I don't care if they're white, black, green, purple or blue, this hyphenation nonsense is divisive and unnecessary. If you want to have a united country and to be a united people, then don't pretend that you're hyphenated anything unless you qualify for citizenship of that other country or you emigrated from there. Have a local identity if you must, but for the love of Pete, don't pretend that you're from or try to identify with some place that is as foreign to you as the Moon.
Thank you for informing me. The reason why its called African not black in America because many people believe calling someone black is racist, which I have to agree with.
WHAT?!?!?! Most blacks I know hate being called AA; it's insulting, as if they're not as "American" as whites. Do you refer to white people as European American, or do you call them white? If you call them white, why isn't that "racist"? Plus, there are a ton of white Africans, so using the term AA can be factually incorrect; look at Charlize Theron; born and raised in African, now and American immigrant, isn't she African American? Political Correctness is rotting the minds of our future generations. Black is beautiful!

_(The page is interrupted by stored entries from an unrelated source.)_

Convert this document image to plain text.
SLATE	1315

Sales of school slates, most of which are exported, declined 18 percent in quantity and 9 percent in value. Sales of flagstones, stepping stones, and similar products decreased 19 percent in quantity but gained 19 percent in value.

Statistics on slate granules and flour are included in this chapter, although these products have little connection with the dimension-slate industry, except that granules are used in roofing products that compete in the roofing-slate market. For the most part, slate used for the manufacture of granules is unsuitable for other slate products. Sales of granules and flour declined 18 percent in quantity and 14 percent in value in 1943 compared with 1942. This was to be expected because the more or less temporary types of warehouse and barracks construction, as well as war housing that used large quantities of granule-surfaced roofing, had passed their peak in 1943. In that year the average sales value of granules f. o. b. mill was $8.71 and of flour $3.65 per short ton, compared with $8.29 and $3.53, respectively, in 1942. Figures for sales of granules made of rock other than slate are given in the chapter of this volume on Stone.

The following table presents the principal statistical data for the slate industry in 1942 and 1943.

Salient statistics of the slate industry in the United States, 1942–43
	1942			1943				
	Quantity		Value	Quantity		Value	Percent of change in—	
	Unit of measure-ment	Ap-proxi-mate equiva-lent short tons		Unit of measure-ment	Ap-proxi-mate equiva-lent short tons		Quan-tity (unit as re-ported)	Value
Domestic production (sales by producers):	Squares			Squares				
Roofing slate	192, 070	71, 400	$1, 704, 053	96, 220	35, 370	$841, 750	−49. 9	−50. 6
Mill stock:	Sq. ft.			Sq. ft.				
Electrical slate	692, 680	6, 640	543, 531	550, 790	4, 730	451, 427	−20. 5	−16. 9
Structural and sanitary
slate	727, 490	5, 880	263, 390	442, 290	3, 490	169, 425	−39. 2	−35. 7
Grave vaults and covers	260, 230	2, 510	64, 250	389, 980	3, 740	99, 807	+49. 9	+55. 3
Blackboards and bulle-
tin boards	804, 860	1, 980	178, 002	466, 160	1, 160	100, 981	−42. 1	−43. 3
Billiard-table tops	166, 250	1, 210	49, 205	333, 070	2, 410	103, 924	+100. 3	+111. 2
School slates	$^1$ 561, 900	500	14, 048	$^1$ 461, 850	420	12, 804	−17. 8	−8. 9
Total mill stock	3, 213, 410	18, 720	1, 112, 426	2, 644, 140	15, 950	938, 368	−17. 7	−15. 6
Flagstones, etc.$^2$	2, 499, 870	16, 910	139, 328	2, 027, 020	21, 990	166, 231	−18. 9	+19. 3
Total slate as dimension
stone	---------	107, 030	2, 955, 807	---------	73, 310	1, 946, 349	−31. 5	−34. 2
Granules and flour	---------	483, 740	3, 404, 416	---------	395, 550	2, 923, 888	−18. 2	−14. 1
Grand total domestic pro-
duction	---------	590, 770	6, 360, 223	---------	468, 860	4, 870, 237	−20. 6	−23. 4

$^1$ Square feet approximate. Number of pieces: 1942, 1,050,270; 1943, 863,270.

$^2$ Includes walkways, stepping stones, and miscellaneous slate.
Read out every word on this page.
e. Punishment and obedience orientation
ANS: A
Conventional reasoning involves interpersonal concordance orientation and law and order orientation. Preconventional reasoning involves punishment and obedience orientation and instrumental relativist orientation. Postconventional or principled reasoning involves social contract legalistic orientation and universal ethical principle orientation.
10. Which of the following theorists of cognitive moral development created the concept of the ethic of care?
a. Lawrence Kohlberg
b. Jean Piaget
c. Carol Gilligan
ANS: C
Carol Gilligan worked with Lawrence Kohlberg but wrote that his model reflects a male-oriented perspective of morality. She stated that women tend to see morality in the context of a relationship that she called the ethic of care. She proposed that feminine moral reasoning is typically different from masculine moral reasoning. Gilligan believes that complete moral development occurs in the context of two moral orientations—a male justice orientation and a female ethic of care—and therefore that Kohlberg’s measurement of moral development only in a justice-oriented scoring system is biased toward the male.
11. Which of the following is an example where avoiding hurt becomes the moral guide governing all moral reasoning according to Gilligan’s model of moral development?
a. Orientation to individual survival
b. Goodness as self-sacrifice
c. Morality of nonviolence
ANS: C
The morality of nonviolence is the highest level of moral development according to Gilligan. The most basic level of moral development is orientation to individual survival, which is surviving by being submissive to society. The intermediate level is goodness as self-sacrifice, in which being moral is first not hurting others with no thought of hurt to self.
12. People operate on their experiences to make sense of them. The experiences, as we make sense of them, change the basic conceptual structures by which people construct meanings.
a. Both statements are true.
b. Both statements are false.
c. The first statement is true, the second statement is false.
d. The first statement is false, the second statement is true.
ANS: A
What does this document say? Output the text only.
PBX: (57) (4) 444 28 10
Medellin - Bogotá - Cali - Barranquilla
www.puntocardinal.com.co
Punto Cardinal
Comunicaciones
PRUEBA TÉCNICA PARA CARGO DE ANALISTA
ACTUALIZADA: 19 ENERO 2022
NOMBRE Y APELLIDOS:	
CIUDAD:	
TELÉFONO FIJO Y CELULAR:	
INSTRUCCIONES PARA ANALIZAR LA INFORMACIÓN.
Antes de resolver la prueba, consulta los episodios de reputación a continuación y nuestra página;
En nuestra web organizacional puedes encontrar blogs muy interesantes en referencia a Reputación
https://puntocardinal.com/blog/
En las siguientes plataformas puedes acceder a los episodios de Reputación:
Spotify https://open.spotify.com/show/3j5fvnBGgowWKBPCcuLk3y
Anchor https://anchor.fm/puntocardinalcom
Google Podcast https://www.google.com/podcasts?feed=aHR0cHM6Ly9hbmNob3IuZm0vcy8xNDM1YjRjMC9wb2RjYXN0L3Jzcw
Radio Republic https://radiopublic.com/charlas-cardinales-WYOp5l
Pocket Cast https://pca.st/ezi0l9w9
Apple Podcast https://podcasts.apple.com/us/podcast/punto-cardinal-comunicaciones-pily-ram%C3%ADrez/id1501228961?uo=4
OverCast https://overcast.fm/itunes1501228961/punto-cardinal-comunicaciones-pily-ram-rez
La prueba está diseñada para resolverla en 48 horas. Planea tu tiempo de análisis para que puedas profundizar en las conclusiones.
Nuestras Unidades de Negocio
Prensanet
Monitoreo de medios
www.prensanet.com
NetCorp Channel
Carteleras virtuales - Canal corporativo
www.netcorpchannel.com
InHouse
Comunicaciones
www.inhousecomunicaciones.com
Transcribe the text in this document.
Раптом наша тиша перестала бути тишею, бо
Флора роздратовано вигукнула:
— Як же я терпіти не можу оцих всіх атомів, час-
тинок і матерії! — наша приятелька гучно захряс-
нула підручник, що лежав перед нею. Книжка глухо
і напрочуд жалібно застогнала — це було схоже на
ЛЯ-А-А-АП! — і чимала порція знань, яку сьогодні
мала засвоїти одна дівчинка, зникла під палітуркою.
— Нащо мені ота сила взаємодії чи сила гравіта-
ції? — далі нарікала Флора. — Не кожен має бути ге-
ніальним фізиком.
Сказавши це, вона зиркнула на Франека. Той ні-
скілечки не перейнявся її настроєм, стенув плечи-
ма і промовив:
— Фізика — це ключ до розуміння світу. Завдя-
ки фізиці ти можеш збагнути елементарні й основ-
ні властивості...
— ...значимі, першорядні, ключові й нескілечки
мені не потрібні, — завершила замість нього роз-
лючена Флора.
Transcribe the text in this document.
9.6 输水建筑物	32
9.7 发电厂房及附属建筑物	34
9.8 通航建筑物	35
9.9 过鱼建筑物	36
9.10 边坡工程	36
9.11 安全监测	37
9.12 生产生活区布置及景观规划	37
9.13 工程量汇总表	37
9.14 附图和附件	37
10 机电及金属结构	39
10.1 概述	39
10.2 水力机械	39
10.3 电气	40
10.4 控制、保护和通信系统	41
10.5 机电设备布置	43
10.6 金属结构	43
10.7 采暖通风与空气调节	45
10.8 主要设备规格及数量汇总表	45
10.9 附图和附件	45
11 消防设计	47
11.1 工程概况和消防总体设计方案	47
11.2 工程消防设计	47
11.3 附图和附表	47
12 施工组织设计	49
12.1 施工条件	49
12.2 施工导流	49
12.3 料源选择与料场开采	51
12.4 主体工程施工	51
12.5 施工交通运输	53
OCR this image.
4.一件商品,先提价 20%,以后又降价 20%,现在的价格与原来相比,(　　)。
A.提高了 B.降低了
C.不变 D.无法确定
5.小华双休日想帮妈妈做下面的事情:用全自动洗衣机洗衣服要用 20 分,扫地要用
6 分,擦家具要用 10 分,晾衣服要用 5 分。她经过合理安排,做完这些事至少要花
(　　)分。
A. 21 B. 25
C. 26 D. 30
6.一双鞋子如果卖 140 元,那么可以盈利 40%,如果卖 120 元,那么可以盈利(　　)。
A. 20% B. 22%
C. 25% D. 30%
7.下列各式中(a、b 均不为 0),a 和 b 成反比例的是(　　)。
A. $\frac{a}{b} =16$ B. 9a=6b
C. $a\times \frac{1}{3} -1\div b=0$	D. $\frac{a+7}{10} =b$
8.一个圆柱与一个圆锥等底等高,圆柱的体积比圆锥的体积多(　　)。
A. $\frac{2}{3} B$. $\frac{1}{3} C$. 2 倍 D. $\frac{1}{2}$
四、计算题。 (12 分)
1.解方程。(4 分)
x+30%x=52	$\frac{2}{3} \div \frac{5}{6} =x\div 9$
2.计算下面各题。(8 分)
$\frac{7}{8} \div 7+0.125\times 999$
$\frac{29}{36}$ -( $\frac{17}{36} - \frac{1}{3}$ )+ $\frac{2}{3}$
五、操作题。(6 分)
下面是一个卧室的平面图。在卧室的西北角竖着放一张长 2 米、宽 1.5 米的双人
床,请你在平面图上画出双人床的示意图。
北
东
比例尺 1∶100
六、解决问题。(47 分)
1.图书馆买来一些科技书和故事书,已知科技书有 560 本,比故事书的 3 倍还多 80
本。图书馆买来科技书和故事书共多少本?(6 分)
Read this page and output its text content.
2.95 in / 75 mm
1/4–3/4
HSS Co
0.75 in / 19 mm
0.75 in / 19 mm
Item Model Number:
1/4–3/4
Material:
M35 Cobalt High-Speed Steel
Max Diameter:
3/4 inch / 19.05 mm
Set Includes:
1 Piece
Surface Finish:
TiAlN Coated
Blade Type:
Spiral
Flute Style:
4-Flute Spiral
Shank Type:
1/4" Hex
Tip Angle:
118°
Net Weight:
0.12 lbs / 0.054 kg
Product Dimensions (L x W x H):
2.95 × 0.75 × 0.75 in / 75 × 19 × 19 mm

But African Canadian would be very confusing, what would we call the large group of Canadians of African extraction and culture? Three broad groups of Canadians with different cultures, histories, and origins are united by only two things, looking similar and being Canadians, so it makes sense to refer to the way they look. Otherwise, Africans Canadians, Carribean Canadians (most of whom are black), and the scions of the African American culture that arose on this continent haven't much in common and shouldn't be conflated with each other as if the only thing that defines them is their looks. It's right to refer to race, because that's what people are talking about. Anyhow, a little besides the point but not all Africans look like people we'd call Black, the North African coast has lots of people most would just call Arab or Berber, and there are also long standing White, Indian, and Asian communities that I think I might be okay with calling African at this point because most consider themselves such.
Yeah, I don't see blacks in Canada having anything resembling a unified identity based on race alone. As has been said people tend to identify with the country of origin more than anything.
There may be some commonalities and affinities that make people from say St. Lucia and Barbados hang out together more in Toronto, or from Senegal, Burkina Faso and Mali in Montreal, but as far as an over-arching black identity that brings together a Rwandan from Kigali and a black Brazilian from Salvador, no this does not exist.
WHAT?!?!?! Most blacks I know hate being called AA; it's insulting, as if they're not as "American" as whites. Do you refer to white people as European American, or do you call them white? If you call them white, why isn't that "racist"? Plus, there are a ton of white Africans, so using the term AA can be factually incorrect; look at Charlize Theron; born and raised in African, now and American immigrant, isn't she African American? Political Correctness is rotting the minds of our future generations. Black is beautiful!
Shoot I just call people by their names who cares about race?